Media giant announces dividend 35 cents per share

Time Warner reported its earning for the second quarter on Wednesday before the stock market opened, beating Wall Street expectations thanks to growth from Turner and Warner Bros.

The media giant delivered earnings of $1 .25 on $7.3 billion in revenue, up from $0.98 and $6.8 billion a year ago.

Wall Street analysts had forecasted EPS of $1.03 on $6.90 billion in revenue, according to Yahoo Finance.

Turner networks and Warner Bros. were bright spots for the company as both recorded higher adjusted operating income. AOI spiked 15 percent to $1.9 billion thanks to growth at Turner and Warner Bros.; Turner was helped by its licensing deal with Hulu and growth internationally while Warner Bros. was helped by the debut of “Batman: Arkham Knight” and “Mortal Kombat X” along with TV syndication deals.

HBO dipped, no longer benefiting from the initial digital licensing deal with Amazon as it did during the same time period last year. The launch of HBO Now and the fifth season of “Game of Thrones” sparked subscription growth of four percent, but operating income dipped seven percent to $508 million thanks to higher content costs.

Time Warner’s net income rose  14 percent to $971 million, up from $850 million in the year-ago period. The company also issued a cash dividend of 35 cents per share.

Company CEO Jeff Bewkes praised Warner Bros. and Turner’s performance: “Our results were led by Turner and Warner Bros., and were achieved at a time when we’re investing aggressively to position the company for continued growth, including the successful launch of HBO NOW, our standalone domestic streaming service.”

“HBO and its sister service Cinemax recently received a combined 131 Primetime Emmy nominations, with a record 126 for HBO – the 15th year in a row that HBO has led in nominations. In addition to being nominated for Outstanding Drama Series, Game of Thrones’ fifth season set a new record for viewers of an HBO series.”

On the company’s earnings call, HBO CEO Richard Plepler previewed that HBO will make announcements about new OTT businesses and will follow the money. CFO Howard Averill said HBO Now will produce loses through the end of the year but will be highly profitable over time.
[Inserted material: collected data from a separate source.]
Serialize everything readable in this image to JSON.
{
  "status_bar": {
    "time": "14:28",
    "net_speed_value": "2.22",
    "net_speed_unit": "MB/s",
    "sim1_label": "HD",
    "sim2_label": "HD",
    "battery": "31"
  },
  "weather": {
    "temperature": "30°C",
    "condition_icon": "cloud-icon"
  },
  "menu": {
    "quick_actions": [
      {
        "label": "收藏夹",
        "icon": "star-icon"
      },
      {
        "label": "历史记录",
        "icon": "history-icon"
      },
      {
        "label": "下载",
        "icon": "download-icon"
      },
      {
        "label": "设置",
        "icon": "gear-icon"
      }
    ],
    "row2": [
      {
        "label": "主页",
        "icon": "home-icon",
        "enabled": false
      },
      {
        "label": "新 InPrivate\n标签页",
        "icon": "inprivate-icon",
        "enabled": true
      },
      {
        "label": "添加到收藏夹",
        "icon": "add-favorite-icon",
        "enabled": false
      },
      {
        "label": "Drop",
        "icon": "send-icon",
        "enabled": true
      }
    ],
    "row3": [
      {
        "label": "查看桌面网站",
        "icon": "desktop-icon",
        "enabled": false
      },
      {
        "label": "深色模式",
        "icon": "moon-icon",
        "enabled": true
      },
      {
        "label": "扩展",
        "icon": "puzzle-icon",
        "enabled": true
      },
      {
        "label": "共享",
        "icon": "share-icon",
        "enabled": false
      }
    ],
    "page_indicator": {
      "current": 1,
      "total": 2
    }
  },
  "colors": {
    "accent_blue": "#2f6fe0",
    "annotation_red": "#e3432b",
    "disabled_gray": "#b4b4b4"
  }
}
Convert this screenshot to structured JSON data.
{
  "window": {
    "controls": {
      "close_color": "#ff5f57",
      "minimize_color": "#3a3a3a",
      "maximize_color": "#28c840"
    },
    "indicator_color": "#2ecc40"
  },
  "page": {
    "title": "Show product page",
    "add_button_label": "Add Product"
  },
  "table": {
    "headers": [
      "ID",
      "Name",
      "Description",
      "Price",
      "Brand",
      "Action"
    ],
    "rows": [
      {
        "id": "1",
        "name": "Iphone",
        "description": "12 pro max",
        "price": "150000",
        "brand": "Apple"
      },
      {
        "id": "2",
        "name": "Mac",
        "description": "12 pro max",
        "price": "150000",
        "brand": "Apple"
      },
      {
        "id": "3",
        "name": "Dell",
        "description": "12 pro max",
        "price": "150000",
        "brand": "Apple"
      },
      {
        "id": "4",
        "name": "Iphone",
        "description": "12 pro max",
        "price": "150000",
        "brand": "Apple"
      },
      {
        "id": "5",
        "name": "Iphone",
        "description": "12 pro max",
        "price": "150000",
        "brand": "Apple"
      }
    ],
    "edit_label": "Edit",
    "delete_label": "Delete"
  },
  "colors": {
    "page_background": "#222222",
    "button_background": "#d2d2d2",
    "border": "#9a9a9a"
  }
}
“We anticipate HBO Now will be a more material contributor to subscription revenue growth over time,” said Averill said. “We are pleased with the initial consumer response to the service, but we saw only a modest benefit to the sub revenue in the second quarter due to the 30-day free trial period for new subscribers.”

Plepler also said HBO Now has not negatively affected traditional HBO, claiming the company has seen  less than one percent of HBO subscribers leave the pay TV bundle to take HBO Now. HBO Now will be   “very profitable in the coming quarters,” he concluded.